Description: kill: Correctly parse negative pids
 kill would only correctly parse single digit negative pids because
 it was using the optopt which is a single character, it now uses the
 entire argument.
Origin: upstream, https://gitlab.com/procps-ng/procps/-/commit/bfbaf43acade8c9de38737e87f4fc535991c8359
Applied-Upstream: 4.0.5
Reviewed-by: Craig Small <csmall@debian.org>
Last-Update: 2025-04-13
---
This patch header follows DEP-3: http://dep.debian.net/deps/dep3/
--- a/src/kill.c
+++ b/src/kill.c
@@ -138,7 +138,8 @@
             } else {
                 /* Special case for signal digit negative
                  * PIDs */
-		pid = (long)('0' - optopt);
+                pid = strtol_or_err(argv[optind], _("failed to parse argument"));
+
 		if (!execute_kill((pid_t) pid, signo, use_sigqueue, sigval))
 		    exitvalue = EXIT_FAILURE;
                 exit(exitvalue);
--- a/man/kill.1
+++ b/man/kill.1
@@ -72,6 +72,12 @@
 Your shell (command line interpreter) may have a built-in kill
 command.  You may need to run the command described here as /bin/kill
 to solve the conflict.
+.PP
+If you use negative PID values, you will need to specify a signal as well so that
+.B kill
+knows if the option is for the PID or the signal number.
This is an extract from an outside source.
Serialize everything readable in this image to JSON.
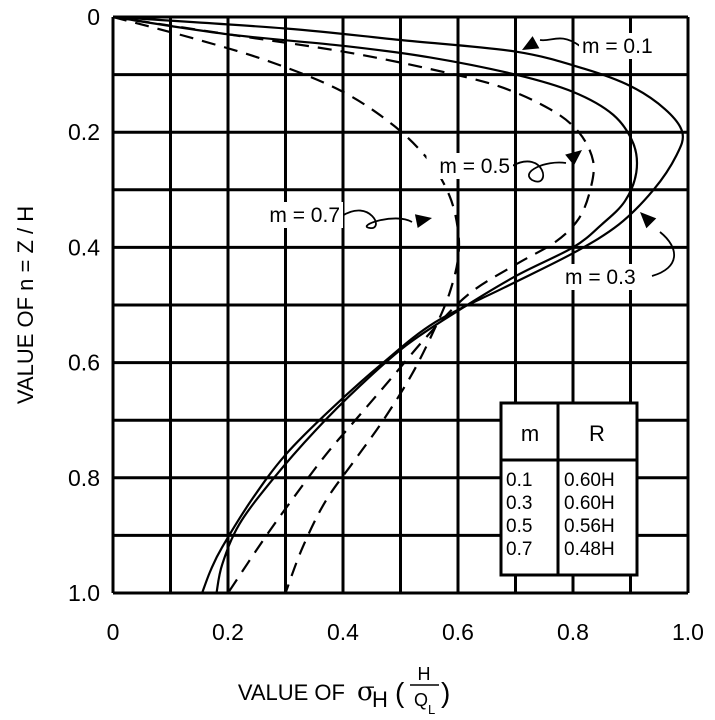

For example, issuing
+the command with the single option \fB\-9\fR it is not clear if you
+mean signal 9 (SIGKILL) or process group 9.
 .SH EXAMPLES
 .TP
 .B kill \-9 \-1
@@ -85,6 +91,10 @@
 .TP
 .B kill 123 543 2341 3453
 Send the default signal, SIGTERM, to all those processes.
+.TP
+.B kill -SIGTERM -123
+Send the signal SIGTERM to process group 123. The signal name or number is
+required if specifying process groups with a negative PID.